Esta redistribución no pasa necesariamente por una reducción del
crecimiento de los países desarrollados como algunas voces del
movimiento por el decrecimiento están sugiriendo. En realidad, y tal
como he indicado anteriormente, el tema relevante no es el crecimiento
sino el tipo de crecimiento. La sustitución del transporte de mercancías
en camión por un sistema ferroviario no contaminante para ahorrar
energía o la sustitución del coche contaminante por el coche eléctrico o
del coche individual por el transporte público colectivo no suponen
necesariamente un crecimiento menor sino otro tipo de crecimiento. Esto
es lo que algunos defensores del decrecimiento parecen ignorar. Es
necesario redefinir lo que se entiende por crecimiento pero me parece
erróneo asumir que hay solo una forma de crecer y concluir, con ello,
que el crecimiento económico es intrínsecamente negativo. Como también
me parece erróneo asumir que la inteligencia humana, puesta al servicio
de las necesidades de la población en lugar de optimizar la acumulación
del capital, no pueda redefinir los recursos materiales, de manera que
enriquezcan en lugar de que deterioren la calidad medioambiental del
planeta. Ejemplos de que ello es posible ya tenemos, como bien documentó
Barry Commoner.
Una última observación. Nada de lo que he dicho puede interpretarse
como una dilución de mi compromiso en cuanto a la necesidad de tomar
medidas radicales para prevenir el deterioro medioambiental y aplaudo el
esfuerzo de movimientos ecologistas a favor de concienciar a la
ciudadanía del grave problema que se ha creado con el crecimiento
actual, poco respetuoso, cuando no hostil, con la calidad medioambiental
de donde las poblaciones viven. Pero, es este mismo compromiso el que
me exige ser crítico con aquellas voces que parecen añorar
nostálgicamente un mundo pasado, negando la posibilidad del progreso.

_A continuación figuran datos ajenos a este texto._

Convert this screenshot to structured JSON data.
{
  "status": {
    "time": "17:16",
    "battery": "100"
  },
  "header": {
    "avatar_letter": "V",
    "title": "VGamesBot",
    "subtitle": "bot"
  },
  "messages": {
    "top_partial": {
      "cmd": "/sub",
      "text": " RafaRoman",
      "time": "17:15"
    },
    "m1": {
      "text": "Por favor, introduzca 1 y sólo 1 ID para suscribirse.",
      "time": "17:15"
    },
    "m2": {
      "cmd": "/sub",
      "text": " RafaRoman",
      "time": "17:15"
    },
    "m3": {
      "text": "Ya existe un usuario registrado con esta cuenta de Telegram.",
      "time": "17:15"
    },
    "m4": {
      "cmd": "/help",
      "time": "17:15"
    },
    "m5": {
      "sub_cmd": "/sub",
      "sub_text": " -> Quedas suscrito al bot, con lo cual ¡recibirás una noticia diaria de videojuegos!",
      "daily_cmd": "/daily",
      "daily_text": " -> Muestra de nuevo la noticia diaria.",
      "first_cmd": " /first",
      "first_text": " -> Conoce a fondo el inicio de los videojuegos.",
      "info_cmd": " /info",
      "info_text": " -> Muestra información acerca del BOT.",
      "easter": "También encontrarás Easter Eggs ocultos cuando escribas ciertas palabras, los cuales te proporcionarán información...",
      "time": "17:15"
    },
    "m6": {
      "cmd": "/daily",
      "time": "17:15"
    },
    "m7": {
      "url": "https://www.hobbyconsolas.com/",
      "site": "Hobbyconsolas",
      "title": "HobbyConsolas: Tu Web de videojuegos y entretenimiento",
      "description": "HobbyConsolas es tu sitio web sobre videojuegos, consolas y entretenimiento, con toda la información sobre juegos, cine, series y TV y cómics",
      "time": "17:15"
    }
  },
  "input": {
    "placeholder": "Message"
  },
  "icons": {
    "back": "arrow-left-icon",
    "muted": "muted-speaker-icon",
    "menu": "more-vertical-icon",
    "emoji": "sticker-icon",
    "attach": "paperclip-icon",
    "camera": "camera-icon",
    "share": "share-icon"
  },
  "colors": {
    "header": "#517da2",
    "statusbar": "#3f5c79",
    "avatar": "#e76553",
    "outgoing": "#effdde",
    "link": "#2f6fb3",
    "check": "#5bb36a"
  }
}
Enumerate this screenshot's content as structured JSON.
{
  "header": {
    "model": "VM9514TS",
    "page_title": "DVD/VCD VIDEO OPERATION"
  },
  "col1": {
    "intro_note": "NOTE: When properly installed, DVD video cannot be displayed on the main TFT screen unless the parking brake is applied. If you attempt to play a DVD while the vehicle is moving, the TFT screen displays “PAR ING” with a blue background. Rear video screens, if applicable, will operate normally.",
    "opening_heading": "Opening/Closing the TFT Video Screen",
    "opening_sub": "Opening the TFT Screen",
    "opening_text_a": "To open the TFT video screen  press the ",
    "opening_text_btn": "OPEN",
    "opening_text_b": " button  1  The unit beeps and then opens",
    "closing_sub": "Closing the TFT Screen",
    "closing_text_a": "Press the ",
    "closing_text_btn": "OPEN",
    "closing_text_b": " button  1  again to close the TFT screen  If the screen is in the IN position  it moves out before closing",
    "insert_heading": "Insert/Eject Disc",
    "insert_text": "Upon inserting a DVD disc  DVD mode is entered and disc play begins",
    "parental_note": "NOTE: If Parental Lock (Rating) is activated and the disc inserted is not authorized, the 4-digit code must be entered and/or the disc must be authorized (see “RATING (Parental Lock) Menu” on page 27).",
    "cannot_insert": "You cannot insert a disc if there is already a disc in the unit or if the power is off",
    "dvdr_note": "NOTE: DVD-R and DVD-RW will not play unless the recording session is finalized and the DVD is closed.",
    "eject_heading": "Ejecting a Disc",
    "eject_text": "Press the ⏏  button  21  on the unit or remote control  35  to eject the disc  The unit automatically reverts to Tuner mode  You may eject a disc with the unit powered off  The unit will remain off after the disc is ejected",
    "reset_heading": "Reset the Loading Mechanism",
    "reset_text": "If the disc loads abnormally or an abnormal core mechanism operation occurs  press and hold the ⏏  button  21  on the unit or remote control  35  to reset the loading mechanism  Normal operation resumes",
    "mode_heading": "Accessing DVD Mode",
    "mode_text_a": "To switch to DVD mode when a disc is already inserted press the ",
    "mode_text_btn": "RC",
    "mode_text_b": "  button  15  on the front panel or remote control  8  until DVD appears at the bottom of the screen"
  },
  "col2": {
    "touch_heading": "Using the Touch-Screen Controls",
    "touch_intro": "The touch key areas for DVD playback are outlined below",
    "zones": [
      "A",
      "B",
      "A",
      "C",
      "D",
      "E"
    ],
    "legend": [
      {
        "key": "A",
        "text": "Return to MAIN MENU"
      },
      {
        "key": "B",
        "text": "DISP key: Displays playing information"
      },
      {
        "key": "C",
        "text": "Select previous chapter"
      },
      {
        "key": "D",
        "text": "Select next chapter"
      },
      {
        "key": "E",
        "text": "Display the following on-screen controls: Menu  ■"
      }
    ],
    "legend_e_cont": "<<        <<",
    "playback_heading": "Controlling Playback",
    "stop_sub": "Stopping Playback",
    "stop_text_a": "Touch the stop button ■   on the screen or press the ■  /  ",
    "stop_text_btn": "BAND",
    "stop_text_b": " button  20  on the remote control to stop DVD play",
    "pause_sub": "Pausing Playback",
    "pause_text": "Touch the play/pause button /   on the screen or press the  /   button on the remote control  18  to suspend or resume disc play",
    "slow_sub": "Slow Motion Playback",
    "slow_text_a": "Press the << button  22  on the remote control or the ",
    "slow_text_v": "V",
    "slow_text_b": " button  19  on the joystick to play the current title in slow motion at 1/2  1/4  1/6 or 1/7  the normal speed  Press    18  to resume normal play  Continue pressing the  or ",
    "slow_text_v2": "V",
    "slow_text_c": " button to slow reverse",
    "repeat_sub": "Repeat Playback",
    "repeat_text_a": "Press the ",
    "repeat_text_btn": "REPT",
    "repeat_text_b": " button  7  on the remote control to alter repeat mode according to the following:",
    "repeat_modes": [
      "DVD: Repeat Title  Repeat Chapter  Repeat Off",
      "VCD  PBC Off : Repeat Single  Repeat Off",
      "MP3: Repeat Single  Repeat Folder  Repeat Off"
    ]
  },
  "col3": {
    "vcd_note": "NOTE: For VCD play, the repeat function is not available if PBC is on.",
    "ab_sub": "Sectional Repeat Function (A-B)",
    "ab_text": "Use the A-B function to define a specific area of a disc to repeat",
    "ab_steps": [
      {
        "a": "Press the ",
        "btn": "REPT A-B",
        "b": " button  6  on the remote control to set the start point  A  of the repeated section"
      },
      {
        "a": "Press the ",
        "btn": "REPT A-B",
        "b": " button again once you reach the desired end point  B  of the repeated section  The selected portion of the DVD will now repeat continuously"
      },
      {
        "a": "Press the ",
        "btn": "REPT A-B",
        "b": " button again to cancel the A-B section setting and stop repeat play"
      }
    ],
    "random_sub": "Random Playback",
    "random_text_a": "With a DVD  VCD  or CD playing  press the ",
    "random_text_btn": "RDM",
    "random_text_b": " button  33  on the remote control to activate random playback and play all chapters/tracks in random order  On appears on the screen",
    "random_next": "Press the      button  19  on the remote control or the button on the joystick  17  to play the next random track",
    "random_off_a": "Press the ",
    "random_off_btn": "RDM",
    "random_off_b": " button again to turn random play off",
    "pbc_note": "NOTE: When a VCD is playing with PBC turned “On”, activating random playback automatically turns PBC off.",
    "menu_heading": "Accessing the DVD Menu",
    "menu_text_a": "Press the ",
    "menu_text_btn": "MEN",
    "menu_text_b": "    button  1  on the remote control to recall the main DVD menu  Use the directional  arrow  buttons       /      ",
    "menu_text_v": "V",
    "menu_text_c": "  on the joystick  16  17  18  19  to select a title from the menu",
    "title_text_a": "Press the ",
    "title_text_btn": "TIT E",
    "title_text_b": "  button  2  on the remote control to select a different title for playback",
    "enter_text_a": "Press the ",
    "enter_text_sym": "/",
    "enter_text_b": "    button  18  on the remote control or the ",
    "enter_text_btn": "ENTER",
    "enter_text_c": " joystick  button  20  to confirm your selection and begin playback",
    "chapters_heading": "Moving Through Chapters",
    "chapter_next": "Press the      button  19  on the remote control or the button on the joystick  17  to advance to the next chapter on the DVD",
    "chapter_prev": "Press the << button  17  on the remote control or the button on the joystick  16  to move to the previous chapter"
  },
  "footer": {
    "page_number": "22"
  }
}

Hace años, debatí con Ivan Illich, criticando su postura opuesta a la
universalización de los servicios sanitarios, por considerar que negaban
al ser humano su característica de ser autónomo, creando dependencias
del sistema médico. Este mirar atrás puede verse fácilmente como una
mera actitud regresiva. Y es ahí donde creo que se puede llegar con este
discurso anticrecimiento. Se tiene que exigir otro tipo de crecimiento,
un crecimiento que responda a las necesidades humanas y no a la
necesidad de acumular capital, pero esto es muy distinto a paralizar
todo el crecimiento. Me parece un profundo error.